Later in the day Wasps tackle Leicester in front of another capacity crowd at the Ricoh with hopefully no kick-off delays this time. Wasps have been high-flying all season and, although they did stumble just a bit towards the end, that emphatic victory over Saracens –  albeit an understrength Sarries – saw them get their mojo back.

Leicester, in contrast, have been in the trenches most of the season desperately trying to fight their way into the top four. Beset with injuries to key players, and going through a transitional stage anyway, Tigers haven’t had to seek their troubles and are now on their third head coach since Christmas. To borrow, a tad, from Oscar Wilde, to lose one coach might be considered unfortunate but two is careless.

In such circumstances reaching the play-offs has been some achievement although did anybody seriously doubt that Tigers would find a bit of form towards the end? They always do, it’s in their DNA. They learned years ago that Premiership Rugby is a marathon not a sprint.
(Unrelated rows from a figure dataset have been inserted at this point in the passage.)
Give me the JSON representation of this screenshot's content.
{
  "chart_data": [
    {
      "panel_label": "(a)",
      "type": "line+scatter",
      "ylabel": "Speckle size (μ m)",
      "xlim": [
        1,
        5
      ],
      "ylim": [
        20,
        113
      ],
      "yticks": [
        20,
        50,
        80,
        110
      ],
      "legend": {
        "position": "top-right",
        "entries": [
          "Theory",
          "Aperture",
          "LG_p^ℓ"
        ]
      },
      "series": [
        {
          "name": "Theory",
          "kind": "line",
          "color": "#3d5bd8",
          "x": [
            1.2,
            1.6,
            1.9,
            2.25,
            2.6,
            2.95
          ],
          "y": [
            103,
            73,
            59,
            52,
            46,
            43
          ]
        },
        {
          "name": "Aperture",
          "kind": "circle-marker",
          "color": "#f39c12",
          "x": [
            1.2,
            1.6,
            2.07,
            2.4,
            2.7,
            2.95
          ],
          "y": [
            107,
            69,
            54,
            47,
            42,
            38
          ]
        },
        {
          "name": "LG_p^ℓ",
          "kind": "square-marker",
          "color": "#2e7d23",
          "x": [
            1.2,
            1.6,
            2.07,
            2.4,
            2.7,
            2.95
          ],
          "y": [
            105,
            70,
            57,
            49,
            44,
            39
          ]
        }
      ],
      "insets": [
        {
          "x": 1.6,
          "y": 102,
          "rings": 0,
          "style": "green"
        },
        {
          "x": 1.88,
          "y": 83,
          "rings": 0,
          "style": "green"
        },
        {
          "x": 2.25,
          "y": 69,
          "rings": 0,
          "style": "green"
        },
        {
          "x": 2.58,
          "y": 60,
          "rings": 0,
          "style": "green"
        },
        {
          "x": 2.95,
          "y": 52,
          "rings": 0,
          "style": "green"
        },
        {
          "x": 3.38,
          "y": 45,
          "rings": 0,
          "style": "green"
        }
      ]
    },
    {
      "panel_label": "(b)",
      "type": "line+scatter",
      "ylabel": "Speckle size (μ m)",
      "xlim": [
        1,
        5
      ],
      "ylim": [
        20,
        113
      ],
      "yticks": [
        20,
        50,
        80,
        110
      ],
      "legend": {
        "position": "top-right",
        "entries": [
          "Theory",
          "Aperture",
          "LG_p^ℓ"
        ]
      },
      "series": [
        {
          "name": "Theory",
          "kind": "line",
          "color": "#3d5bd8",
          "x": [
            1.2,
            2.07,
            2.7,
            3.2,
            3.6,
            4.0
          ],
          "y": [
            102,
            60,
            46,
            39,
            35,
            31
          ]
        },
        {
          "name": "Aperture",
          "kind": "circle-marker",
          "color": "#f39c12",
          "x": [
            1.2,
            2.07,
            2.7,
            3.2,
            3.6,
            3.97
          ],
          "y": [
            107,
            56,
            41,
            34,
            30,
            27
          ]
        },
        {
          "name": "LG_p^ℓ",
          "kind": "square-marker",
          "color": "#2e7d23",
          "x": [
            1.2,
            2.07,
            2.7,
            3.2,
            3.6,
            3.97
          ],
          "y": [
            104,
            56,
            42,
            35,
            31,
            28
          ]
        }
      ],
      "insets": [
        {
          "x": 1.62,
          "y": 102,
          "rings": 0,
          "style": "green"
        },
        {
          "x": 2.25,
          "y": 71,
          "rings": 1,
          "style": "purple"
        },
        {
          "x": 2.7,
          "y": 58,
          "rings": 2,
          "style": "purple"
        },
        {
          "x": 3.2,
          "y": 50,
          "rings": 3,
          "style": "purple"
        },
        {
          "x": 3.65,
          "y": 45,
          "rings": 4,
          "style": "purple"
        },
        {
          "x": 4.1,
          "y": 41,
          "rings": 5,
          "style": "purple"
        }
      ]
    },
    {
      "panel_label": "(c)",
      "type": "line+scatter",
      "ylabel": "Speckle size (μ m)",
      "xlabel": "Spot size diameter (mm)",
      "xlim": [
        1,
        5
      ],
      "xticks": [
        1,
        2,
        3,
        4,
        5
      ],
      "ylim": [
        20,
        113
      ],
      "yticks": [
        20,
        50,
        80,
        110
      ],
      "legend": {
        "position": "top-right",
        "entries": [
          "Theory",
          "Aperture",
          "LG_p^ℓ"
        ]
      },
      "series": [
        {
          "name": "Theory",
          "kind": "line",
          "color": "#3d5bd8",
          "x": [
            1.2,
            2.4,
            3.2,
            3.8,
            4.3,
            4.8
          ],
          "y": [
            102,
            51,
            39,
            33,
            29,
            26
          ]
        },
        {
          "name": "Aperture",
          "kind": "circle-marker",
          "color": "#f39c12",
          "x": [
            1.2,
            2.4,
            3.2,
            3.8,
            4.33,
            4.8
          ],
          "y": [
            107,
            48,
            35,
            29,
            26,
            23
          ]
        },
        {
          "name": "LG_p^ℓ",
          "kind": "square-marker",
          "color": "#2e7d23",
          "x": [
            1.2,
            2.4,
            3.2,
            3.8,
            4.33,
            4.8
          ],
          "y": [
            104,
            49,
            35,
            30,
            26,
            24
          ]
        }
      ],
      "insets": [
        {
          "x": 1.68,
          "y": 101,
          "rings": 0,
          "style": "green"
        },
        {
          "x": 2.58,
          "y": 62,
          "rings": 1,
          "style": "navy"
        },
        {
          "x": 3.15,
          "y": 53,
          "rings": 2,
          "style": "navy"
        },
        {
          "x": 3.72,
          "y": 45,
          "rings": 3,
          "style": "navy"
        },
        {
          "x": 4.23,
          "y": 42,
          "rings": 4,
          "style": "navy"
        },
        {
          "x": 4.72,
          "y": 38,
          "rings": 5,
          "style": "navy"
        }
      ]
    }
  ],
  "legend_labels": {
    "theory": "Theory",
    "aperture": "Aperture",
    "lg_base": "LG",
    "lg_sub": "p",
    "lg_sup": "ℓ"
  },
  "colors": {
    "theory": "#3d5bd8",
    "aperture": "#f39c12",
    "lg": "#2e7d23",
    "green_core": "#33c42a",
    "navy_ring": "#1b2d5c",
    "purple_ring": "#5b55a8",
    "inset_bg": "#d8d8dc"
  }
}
This is the club that reached nine consecutive finals between 2005 and 2013.

Potentially there are some really nice match ups; Kurtley Beale v Telusa Veainu and Willie le Roux against fellow Springbok JP Pietersen, but the most important of all might be between two of the forgotten men of English rugby at fly-half – Freddie Burns and Danny Cipriani.

Burns last appeared for England in the first Test in New Zealand in 2014 when he played particularly well in a narrow defeat while you have to go back to 2008 since Cipriani was allowed a Test start by England.

Tigers are battle-hardened, they have built some decent momentum and the entire club will be pulling like never before behind skipper Tom Youngs. Expect a big emotional performance from Leicester but in the cold light of day they don’t possess the pack of old and if the Wasps forwards achieve parity – which they should – their backs should have enough class and strike power to get the job done and possibly in some style.